Titre original :The Cosmos Conqueror

Titre(s) alternatif(s) :Aucun

Réalisateur(s) :Johnny T. Howard (mouhahaha !)

Année : 1981

Nationalité : Hong Kong / Corée du Sud

Durée : 1H04

Genre : L'attaque des clones

Acteurs principaux :Notre dream team de doubleurs

Kobal
NOTE
3/ 5


C'est avec une certaine émotion que j'aborde la chronique de ce qui semble être le dernier dessin animé distribué par IFD recensé en France. Oh, bien sûr, la consultation du site de cette boîte d'ardents défenseurs de leur propriété intellectuelle (si, si, c'est écrit dessus) laisse entendre que le rêve est encore de mise, avec des titres aussi envoûtant que "Princess Lolo", "The Magic Pouch" ou "Marco et Miky". Mais il faudra quoi qu'il en soit faire son deuil de nos doubleurs chéris dont on savoure depuis des années et à longueur de métrages crapoteux le travail désabusé, mais légendaire.

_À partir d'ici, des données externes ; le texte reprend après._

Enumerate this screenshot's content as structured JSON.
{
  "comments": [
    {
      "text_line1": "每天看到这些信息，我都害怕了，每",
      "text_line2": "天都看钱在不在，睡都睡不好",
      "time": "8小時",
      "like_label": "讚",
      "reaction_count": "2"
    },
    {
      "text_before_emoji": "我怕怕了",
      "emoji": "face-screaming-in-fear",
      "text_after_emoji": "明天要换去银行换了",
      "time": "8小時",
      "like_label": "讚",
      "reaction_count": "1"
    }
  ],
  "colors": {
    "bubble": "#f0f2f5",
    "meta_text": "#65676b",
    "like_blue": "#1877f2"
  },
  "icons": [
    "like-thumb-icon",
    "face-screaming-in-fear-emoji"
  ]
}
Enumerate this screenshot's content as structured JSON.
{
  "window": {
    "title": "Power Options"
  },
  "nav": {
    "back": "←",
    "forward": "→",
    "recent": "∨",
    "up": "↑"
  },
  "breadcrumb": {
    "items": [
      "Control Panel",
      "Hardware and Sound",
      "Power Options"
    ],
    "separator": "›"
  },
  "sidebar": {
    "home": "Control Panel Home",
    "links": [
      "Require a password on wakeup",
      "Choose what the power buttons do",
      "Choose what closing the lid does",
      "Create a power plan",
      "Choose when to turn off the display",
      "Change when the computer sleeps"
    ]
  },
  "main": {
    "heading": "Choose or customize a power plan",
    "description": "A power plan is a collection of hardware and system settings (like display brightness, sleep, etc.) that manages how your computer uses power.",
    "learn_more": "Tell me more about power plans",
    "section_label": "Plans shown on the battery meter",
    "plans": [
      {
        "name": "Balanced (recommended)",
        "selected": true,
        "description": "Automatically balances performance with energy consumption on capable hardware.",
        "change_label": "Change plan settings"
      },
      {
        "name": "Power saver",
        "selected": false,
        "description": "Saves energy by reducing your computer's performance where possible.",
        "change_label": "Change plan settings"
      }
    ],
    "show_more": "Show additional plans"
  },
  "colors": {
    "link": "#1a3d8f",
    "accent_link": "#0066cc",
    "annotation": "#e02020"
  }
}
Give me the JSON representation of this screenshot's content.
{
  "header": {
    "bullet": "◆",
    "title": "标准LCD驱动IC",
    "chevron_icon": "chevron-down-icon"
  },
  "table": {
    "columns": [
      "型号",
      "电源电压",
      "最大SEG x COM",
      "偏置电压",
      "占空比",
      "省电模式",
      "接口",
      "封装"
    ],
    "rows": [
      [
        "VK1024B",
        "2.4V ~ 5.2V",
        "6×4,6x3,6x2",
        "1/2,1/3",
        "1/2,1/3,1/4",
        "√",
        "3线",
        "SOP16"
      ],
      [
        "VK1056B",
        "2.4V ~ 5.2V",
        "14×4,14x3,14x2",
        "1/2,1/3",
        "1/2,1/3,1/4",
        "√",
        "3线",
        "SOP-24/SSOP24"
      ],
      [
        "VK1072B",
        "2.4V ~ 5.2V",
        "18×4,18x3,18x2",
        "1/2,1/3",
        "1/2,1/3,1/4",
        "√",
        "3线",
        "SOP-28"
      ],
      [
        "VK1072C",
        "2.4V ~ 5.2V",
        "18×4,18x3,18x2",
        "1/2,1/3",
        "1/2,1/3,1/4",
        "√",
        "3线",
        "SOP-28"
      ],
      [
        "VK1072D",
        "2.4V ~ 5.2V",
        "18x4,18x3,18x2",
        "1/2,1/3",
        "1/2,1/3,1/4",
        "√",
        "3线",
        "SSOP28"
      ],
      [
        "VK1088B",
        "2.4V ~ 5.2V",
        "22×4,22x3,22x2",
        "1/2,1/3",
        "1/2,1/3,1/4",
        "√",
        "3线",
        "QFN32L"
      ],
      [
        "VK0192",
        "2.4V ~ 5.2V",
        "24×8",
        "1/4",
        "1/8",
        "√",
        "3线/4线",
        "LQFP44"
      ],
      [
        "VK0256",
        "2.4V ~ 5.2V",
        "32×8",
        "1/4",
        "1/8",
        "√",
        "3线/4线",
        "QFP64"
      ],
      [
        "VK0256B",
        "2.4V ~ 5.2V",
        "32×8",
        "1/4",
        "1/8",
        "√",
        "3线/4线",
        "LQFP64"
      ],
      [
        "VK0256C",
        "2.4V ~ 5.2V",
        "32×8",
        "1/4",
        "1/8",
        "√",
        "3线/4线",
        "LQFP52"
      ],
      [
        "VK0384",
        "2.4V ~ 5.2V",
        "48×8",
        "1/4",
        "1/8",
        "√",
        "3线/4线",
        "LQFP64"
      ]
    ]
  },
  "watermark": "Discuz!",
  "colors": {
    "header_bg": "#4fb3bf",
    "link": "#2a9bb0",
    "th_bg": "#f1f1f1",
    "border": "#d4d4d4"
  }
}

C'est donc avec un plaisir empreint d'une douce tristesse que j'ai visionné ces "Conquérants du Cosmos", car je savais qu'après cela, rien ne serait plus jamais vraiment pareil. Une sorte de dernier feu de camp en colonie de vacances, ultime communion des liens de camaraderie avant la rupture et le retour au quotidien grisâtre. Mais ne nous laissons pas envahir par la nostalgie avant même que le film n'ait commencé ; au contraire, que cette grande aventure se termine dans un barouf digne des nombreuses heures passées à rire ensemble.



Bonjour, nous sommes des méchants intersidéraux. Vous nous avez sûrement déjà vu dans des œuvres comme "Le Crépuscule de la Liberté" ou "Space Thunder Kids"...


Quoi donc de nouveau au scénario ? Je vous rassure : rien du tout ! Oska, une jeune femme originaire de la planète Orion, envoie un message télépathique à trois jeunes héros endormis. Son monde vient d'être détruit par le misérablissime Kaneba, et la Terre est la prochaine sur la liste de cette entreprise de démolition intergalactique. Pour éviter cette infamie, Oska décide d'envoyer Robot King défendre la planète bleue.


Un trio de héros composé d'un jeune homme, d'une jeune femme, et d'un gamin. Le cahier des charges est rempli.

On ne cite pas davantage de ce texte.